You're right: Regular expressions are equivalent to finite state machines[1], which lack the infinite memory needed to handle arbitrarily nested structures [2]. If there is a depth limit, however, it is possible (but painful) to craft a regex to describe the situation. For example, suppose you have a language where angle brackets serve as grouping symbols, like parentheses usually do elsewhere [3]. Ignoring other characters, you could verify balanced brackets up to one nesting level with

  /^(<>)*$/
and two levels with

  /^(<(<[^<>]*>|[^<>])*>)*$/
Don't do this when you have better options.

---

[1] https://reindeereffect.github.io/2018/06/24/index.html

[2] As do any machines I can afford, but my money can buy a pretty good illusion.

[3] < and > are not among the typical regex metacharacters, so they make for an easier discussion.


I think that prospect (of programmatically structurally editing markdown files) would have made everyone burst out in laughter in 2000; if you want to programmatically alter stuff, put it into sexp's or some other syntax.

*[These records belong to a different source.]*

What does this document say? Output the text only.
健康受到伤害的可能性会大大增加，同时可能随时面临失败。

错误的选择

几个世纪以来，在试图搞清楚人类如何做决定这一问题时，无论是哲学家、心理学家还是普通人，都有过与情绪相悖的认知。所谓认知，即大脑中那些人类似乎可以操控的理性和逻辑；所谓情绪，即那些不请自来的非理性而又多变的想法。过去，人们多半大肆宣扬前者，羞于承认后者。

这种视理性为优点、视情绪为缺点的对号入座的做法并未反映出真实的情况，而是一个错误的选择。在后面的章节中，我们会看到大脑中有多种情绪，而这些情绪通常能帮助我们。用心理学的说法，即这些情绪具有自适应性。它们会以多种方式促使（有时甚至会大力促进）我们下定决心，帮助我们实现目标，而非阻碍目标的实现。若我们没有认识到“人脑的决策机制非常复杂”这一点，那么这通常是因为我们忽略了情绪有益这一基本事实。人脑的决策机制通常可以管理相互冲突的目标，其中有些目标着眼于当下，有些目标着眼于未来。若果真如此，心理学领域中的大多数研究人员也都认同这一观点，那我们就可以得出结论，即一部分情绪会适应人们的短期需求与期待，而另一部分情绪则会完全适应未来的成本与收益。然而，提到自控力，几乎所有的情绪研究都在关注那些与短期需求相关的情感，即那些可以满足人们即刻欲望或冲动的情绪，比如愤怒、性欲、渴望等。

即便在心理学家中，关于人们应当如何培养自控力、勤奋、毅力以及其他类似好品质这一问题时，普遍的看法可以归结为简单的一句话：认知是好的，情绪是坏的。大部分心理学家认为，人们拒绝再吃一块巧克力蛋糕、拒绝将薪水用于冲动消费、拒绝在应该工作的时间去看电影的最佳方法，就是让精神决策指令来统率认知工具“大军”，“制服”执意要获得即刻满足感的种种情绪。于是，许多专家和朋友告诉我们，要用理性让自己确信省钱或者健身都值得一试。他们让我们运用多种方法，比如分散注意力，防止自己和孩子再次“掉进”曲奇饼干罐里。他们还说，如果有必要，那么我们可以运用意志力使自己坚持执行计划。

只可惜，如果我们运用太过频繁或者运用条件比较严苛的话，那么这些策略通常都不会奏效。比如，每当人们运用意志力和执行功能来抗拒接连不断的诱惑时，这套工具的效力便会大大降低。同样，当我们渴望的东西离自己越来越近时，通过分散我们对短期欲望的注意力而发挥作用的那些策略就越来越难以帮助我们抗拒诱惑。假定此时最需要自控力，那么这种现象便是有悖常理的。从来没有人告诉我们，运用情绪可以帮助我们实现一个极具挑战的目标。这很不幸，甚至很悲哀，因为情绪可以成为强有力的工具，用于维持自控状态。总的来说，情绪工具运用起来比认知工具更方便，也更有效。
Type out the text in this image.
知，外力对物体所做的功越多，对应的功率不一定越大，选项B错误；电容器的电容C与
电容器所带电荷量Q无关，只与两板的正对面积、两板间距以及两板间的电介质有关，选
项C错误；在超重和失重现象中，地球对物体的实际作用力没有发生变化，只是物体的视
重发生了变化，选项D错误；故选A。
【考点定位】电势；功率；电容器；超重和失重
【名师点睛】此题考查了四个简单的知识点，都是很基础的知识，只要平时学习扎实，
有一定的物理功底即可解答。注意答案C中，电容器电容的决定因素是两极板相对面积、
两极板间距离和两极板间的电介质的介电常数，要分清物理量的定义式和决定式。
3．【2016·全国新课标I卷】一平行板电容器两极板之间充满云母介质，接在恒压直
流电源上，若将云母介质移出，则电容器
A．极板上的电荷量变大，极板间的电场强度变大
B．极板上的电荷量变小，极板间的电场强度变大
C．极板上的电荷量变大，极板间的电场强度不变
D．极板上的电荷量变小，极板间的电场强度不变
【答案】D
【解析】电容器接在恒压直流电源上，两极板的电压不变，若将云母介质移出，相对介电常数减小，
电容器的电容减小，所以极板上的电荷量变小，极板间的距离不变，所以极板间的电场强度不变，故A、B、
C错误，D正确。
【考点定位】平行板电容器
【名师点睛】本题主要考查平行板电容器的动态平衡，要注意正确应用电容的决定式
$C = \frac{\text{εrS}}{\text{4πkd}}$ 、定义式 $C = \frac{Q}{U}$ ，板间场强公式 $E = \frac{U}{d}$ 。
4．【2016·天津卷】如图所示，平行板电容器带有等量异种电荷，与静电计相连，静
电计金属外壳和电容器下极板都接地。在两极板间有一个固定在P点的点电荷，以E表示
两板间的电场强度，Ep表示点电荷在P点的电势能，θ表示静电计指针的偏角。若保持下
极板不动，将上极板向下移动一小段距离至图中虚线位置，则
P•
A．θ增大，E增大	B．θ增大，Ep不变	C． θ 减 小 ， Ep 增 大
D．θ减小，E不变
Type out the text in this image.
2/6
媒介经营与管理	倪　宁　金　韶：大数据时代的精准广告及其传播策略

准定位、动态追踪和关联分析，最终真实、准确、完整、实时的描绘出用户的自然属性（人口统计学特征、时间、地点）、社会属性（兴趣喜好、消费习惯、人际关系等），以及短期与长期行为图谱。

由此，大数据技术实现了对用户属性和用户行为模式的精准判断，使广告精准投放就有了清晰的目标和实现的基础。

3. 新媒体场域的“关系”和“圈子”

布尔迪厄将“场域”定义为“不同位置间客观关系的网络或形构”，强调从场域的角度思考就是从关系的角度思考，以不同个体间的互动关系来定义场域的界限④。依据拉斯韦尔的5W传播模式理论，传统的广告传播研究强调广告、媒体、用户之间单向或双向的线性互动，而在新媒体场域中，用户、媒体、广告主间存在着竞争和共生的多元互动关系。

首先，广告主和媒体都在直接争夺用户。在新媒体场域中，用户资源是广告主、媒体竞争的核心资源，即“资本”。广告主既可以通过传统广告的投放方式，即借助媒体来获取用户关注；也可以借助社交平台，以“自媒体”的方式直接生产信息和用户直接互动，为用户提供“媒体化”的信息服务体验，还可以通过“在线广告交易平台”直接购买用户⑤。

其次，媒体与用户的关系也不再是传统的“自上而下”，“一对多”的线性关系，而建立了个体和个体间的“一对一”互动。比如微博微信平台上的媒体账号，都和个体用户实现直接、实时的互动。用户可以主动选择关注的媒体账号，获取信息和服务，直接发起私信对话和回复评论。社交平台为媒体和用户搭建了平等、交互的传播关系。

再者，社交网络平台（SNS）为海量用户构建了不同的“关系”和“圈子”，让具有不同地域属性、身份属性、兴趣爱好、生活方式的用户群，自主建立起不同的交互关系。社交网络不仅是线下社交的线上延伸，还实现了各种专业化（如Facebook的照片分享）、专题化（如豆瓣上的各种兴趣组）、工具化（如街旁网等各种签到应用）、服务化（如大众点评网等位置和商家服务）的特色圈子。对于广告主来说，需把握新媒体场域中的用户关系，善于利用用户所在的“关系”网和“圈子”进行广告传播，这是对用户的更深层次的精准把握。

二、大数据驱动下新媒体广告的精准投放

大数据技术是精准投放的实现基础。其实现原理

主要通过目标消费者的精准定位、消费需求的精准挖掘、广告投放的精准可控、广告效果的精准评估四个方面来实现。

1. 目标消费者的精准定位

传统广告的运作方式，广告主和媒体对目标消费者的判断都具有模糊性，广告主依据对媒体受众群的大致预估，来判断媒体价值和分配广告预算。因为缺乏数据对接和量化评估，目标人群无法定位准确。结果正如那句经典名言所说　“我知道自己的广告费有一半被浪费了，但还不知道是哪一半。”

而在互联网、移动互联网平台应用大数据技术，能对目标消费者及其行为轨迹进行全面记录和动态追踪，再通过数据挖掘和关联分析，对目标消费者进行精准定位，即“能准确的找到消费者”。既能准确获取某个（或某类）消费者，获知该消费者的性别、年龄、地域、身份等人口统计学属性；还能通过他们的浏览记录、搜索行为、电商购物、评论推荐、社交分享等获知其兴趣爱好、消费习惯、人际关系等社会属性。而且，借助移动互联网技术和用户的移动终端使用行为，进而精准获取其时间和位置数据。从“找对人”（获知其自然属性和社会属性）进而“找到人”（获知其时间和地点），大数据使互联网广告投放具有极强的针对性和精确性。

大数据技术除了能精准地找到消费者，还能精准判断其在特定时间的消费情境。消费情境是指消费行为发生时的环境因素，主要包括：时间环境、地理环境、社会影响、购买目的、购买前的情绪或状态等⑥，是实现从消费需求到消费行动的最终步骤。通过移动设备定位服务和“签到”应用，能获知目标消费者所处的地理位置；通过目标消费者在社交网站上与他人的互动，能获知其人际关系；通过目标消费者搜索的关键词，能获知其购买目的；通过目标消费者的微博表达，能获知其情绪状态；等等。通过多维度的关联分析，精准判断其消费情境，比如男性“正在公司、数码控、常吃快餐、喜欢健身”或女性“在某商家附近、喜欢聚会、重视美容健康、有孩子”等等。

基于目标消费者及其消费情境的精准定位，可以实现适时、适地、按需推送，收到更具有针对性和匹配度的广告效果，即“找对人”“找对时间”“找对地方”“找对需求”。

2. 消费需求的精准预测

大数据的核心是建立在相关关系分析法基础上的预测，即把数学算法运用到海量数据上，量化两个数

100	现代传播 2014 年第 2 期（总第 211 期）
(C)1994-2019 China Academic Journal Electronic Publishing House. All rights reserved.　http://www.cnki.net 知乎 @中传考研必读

SGML. Apparently human readable but really a tricky format leads to this sort of thing: https://ruudvanasseldonk.com/2023/01/11/the-yaml-document-fr...


> because you could use regular find/grep to analyze it

They were meant to be analyzable in some ways. Count lines, extract headers, maybe sed-replace some words. But being able to operate/analyze over multiline strings was never a strong point of unix tools.


Definitely, but it's neat nonetheless because more and more things are "structured Markdown" these days. Extremely useful for AI reasoning and outputs.


Man if we only had some type of markdown meant for machines to understand, that was specifically designed to handle arbitrary information nesting and tagging our lives would be so much better now.

We could have called it something like extended markdown language or something and use a wicked acronym like eXMaLa for it.

Shame no such technology exists and never did.